I was in Paris the day of the attacks. That evening, I had been out with friends in Montmatre. I was tired and starting to get sick and nearly didn’t go out. If I hadn’t gone out, I would have likely fallen asleep before the attacks which means my family and friends would have had to wait eight hours before knowing I was safe. My friend, who lives in Paris, nearly took us to a restaurant next door to the attacks. These “sliding-like-door” decisions have not escaped me. I was lucky to have left Paris unharmed both physically and emotionally.

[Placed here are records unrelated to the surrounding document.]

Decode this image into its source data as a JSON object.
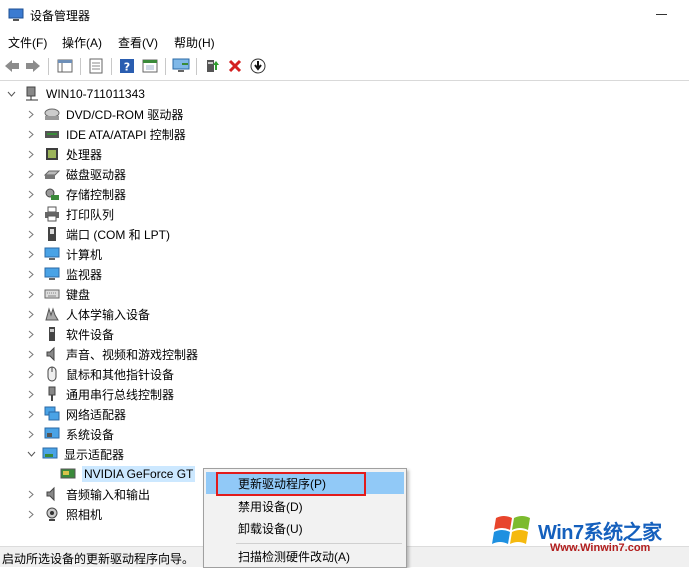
{
  "window": {
    "title": "设备管理器"
  },
  "menu": [
    "文件(F)",
    "操作(A)",
    "查看(V)",
    "帮助(H)"
  ],
  "toolbar": [
    "back-icon",
    "forward-icon",
    "properties-grid-icon",
    "view-icon",
    "help-icon",
    "show-icon",
    "monitor-icon",
    "update-driver-icon",
    "uninstall-icon",
    "download-icon"
  ],
  "tree": {
    "root": "WIN10-711011343",
    "categories": [
      "DVD/CD-ROM 驱动器",
      "IDE ATA/ATAPI 控制器",
      "处理器",
      "磁盘驱动器",
      "存储控制器",
      "打印队列",
      "端口 (COM 和 LPT)",
      "计算机",
      "监视器",
      "键盘",
      "人体学输入设备",
      "软件设备",
      "声音、视频和游戏控制器",
      "鼠标和其他指针设备",
      "通用串行总线控制器",
      "网络适配器",
      "系统设备",
      "显示适配器"
    ],
    "child": "NVIDIA GeForce GT",
    "after": [
      "音频输入和输出",
      "照相机"
    ]
  },
  "context_menu": {
    "items": [
      "更新驱动程序(P)",
      "禁用设备(D)",
      "卸载设备(U)",
      "扫描检测硬件改动(A)"
    ]
  },
  "status": "启动所选设备的更新驱动程序向导。",
  "watermark": {
    "brand": "Win7系统之家",
    "site": "Www.Winwin7.com"
  },
  "colors": {
    "highlight": "#91c9f7",
    "selection": "#cce8ff",
    "annotation": "#e21b1b"
  }
}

While the news outlets were focusing on the horrors of the attacks, I wandered the streets of Paris as a tourist and observer. I witnessed an entirely different side of humanity – the will to defy terrorism by going on with life. The museums and tourist attractions were closed but the cafes weren’t. Tourists and locals alike filled the streets without fear. I saw the desire to deeply connect with one another despite our backgrounds. At the hotels I stayed in, seemingly aloof Parisians shared with me their feelings of shock, noting it could have been them. One wondered how she’d be treated at the airport the following week while flying to Iran. Another noted that he never called to check on his friends in Beirut but they had checked on him.

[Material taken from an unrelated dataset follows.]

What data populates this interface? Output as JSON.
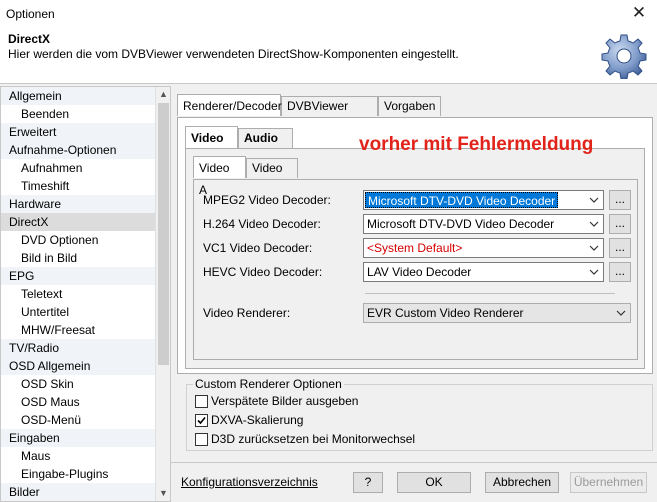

The second day after the attacks, I went to the Place de la Republique. It felt weird being voyeuristic but then again, how could I not witness this? I heard people singing and came to join the crowd. They were fumbling through the lyrics with no native English speakers leading and I nearly went up to the front to help but couldn’t get through. You can see me for a split second behind the guy in the yellow sweater at the 13s mark in the Hey Jude video. I had the sense that people weren’t singing for attention but truly singing their hearts out – a timeless method of catharsis. It was truly a beautiful moment – a reminder that we all have more in common than we have differences. That we are resilient and, especially if we come together, we will get through whatever challenges face us. And that we will not let violence or fear control us.